Kate Braverman wrote “Writing is like hunting. There are brutally cold afternoons with nothing in sight, only the wind and your breaking heart. Then the moment when you bag something big. The entire process is beyond intoxicating.” She was not the only person who likened writing to hunting. Hemingway seemed to feel this way too. A more recent blogger said basically the same thing.

I can understand the sentiment, but I also understand the sentiment of people who have compared writing to sailing, mountain climbing, and flying by night. But mostly, writing is like writing.

It will never impress anyone to talk about why writing is NOT like hunting, sailing, solo mountain climbing, or midnight aircraft piloting. Writing is a sedentary activity and we only romanticize it by comparing it to life-threatening outdoorsy pastimes.

I am not a hunter, but I have done some sailing and taken part in sporadic dangerous activities. I understand that writing is like all those adventures at a metaphorical level, but I also understand that there are some crucial differences. When you are out in the wild, and one with nature, most of the pleasure is derived from the fact that your mind tunes out. You are not thinking when you are fighting against the elements to keep your boat right-side-up. When the sky finally clears and you know you made it and your eyes soak in the sunset, your mind is a perfect blank and that is the point of being immersed in nature. You have your core self rubbing against the raw coarseness of the environment with no intellectual barrier in between. You are naked in the wild.

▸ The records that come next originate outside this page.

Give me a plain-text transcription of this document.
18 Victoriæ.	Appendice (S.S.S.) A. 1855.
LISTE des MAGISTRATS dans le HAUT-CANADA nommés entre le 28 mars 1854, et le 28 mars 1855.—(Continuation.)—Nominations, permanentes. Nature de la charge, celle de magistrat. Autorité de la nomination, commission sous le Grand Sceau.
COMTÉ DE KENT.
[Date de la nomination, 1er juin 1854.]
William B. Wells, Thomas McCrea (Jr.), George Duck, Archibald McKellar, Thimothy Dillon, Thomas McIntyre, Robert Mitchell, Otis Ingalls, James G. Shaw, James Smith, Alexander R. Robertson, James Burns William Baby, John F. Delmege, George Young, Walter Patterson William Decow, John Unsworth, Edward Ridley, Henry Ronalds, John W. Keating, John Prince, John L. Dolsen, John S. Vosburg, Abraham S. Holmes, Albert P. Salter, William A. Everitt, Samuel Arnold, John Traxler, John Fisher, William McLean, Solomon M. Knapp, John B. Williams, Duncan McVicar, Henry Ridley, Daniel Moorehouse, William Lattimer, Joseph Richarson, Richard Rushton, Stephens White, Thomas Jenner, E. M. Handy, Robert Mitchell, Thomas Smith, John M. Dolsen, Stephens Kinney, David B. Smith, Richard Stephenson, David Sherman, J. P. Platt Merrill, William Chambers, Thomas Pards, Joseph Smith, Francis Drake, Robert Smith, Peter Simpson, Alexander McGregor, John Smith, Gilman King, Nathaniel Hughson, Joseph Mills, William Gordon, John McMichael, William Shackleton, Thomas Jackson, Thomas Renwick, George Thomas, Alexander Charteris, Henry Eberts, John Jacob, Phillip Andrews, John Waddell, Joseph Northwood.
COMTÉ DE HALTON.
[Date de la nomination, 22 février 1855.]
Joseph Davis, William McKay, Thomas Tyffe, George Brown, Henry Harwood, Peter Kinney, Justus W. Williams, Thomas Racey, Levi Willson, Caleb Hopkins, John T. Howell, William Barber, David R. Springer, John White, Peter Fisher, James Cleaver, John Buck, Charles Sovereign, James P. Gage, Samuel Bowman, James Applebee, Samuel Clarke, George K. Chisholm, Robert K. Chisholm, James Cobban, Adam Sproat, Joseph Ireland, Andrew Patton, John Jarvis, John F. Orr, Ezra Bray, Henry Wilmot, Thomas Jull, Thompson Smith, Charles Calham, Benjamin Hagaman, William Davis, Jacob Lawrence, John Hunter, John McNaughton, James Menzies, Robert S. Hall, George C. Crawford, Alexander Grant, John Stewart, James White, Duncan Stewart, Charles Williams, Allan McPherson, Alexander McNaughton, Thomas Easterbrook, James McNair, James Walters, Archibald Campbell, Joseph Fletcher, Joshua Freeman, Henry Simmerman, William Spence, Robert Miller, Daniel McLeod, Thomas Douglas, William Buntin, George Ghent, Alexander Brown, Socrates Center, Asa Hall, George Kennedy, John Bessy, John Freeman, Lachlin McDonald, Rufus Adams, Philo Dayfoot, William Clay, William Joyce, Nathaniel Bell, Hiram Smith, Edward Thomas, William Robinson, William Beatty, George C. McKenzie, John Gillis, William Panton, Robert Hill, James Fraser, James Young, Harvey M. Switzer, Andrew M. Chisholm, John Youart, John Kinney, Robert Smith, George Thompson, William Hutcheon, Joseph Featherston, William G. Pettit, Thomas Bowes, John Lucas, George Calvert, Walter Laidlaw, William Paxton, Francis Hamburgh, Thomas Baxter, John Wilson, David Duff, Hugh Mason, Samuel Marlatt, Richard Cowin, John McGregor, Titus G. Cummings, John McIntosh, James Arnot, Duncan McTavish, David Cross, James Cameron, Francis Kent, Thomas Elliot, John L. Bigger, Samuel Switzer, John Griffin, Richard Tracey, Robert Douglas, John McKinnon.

And if anything is taking the romance out of hunting, it is the fact that you no longer have that opportunity to become mindlessly naked. Maybe if you are hunting for a grizzly in the frigid mountains of Alaska things are still different. But a dentist killing a lion through a faux safari in a conservation park does not impress me as being on a soul consuming adventure. I do not like to use the word “poser”, but a man who pretends to be having an adventure when he is not, who takes the trophy of the hunt without going through the test, whose chosen medium to celebrate his depredation is Facebook, is only wielding his gun like a fop’s bow tie. Writing is not like hunting in that there are no shortcuts. Certainly it is a safe indoor activity, but it is one that can be compared to hunting only when the hunt is real. It is, like true hunting, ultimately a hunt for your own soul.